ARGO, Automatic Record Generator for Oncology: a natural language process-based tool to capture pathology features from onco-hematological reports

Gian Maria Zaccaria,; Colella, Vito; Colucci, Simona; Clemente, Felice; Pavone, Fabio; Maria Carmela Vegliante,; Esposito, Flavia; Opinto, Giuseppina; Negri, Antonio; Loseto, Giacomo; Minoia, Carla; Rossini, Bernardo; Angiulli, Vito; Angela Maria Quinto,; Schirosi, Laura; Scattone, Anna; Zito, Alfredo; Luigi Alfredo Grieco,; Guarini, Attilio; Ciavarella, Sabino

doi:10.2196/preprints.27295

N.D The unstructured nature of medical data from Real-World (RW) patients and the scarce accessibility for researchers to integrated systems restrain the use of RW information for clinical and translational research purposes. Natural Language Processing (NLP) might help in transposing unstructured reports in electronic health records (EHR), thus prompting their standardization and sharing. Objective: We aimed at designing a tool to capture pathological features directly from hemo-lymphopathology reports and automatically record them into electronic case report forms (eCRFs). Methods: We exploited Optical Character Recognition and NLP techniques to develop a web application, named ARGO (Automatic Record Generator for Oncology), that recognizes unstructured information from diagnostic paper-based reports of diffuse large B-cell lymphomas (DLBCL), follicular lymphomas (FL), and mantle cell lymphomas (MCL). ARGO was programmed to match data with standard diagnostic criteria of the National Institute of Health, automatically assign diagnosis and, via Application Programming Interface, populate specific eCRFs on the REDCap platform, according to the College of American Pathologists templates.
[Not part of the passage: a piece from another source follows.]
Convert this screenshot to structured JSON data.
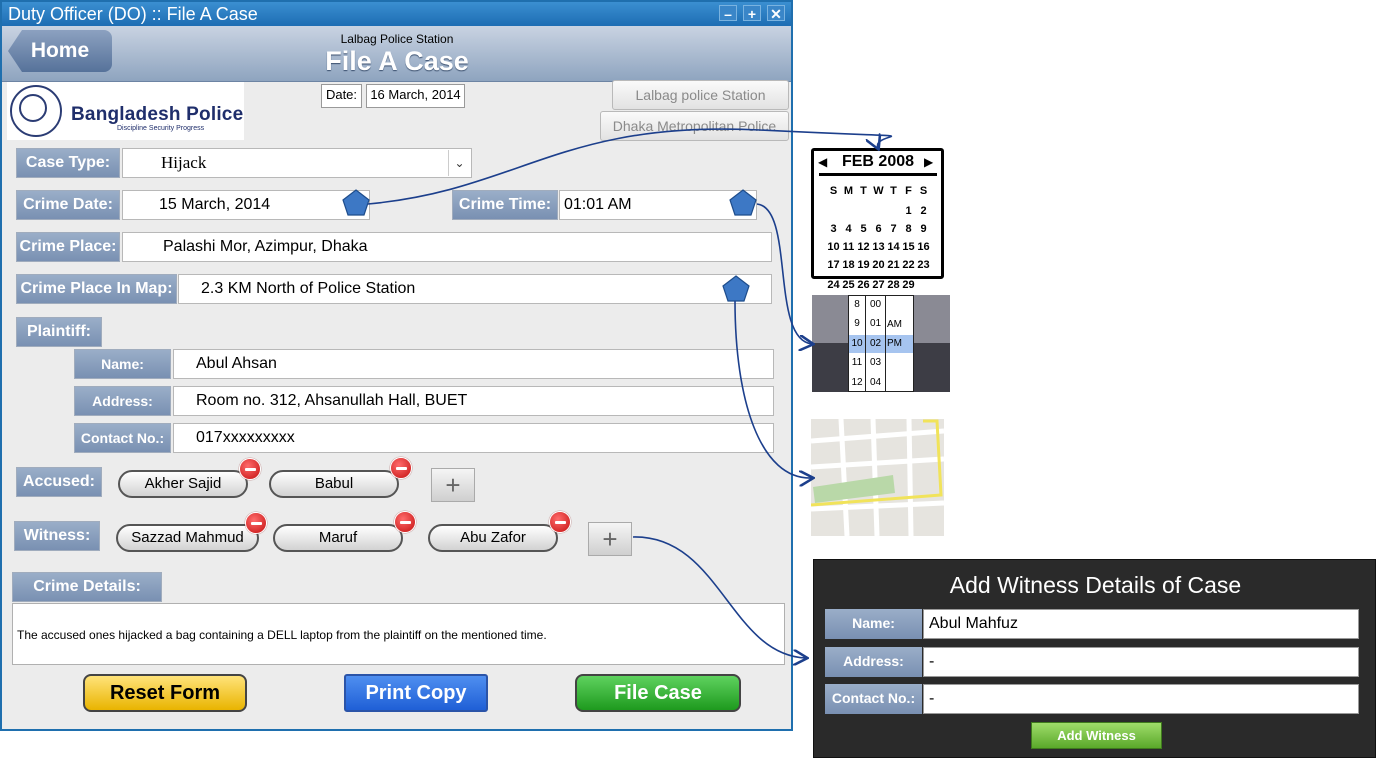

A selection of 239 reports (n. 106 DLBCL, n.79 FL, and n. 54 MCL) from the Pathology Unit at the IRCCS - Istituto Tumori “Giovanni Paolo II” of Bari (Italy) was used to assess ARGO performance in terms of accuracy, precision, recall and F1-score. Results: By applying our workflow, we successfully converted 233 paper-based reports into corresponding eCRFs incorporating structured information about diagnosis, tissue of origin and anatomical site of the sample, major molecular markers and cell-of-origin subtype. Overall, ARGO showed high performance (nearly 90% of accuracy, precision, recall and F1-score) in capturing identification report number, biopsy date, specimen type, diagnosis, and additional molecular features. Conclusions: We developed and validated an easy-to-use tool that converts RW paper-based diagnostic reports of major lymphoma subtypes into structured eCRFs. ARGO is cheap, feasible, and easily transferable into the daily practice to generate REDCap-based EHR for clinical and translational research purposes.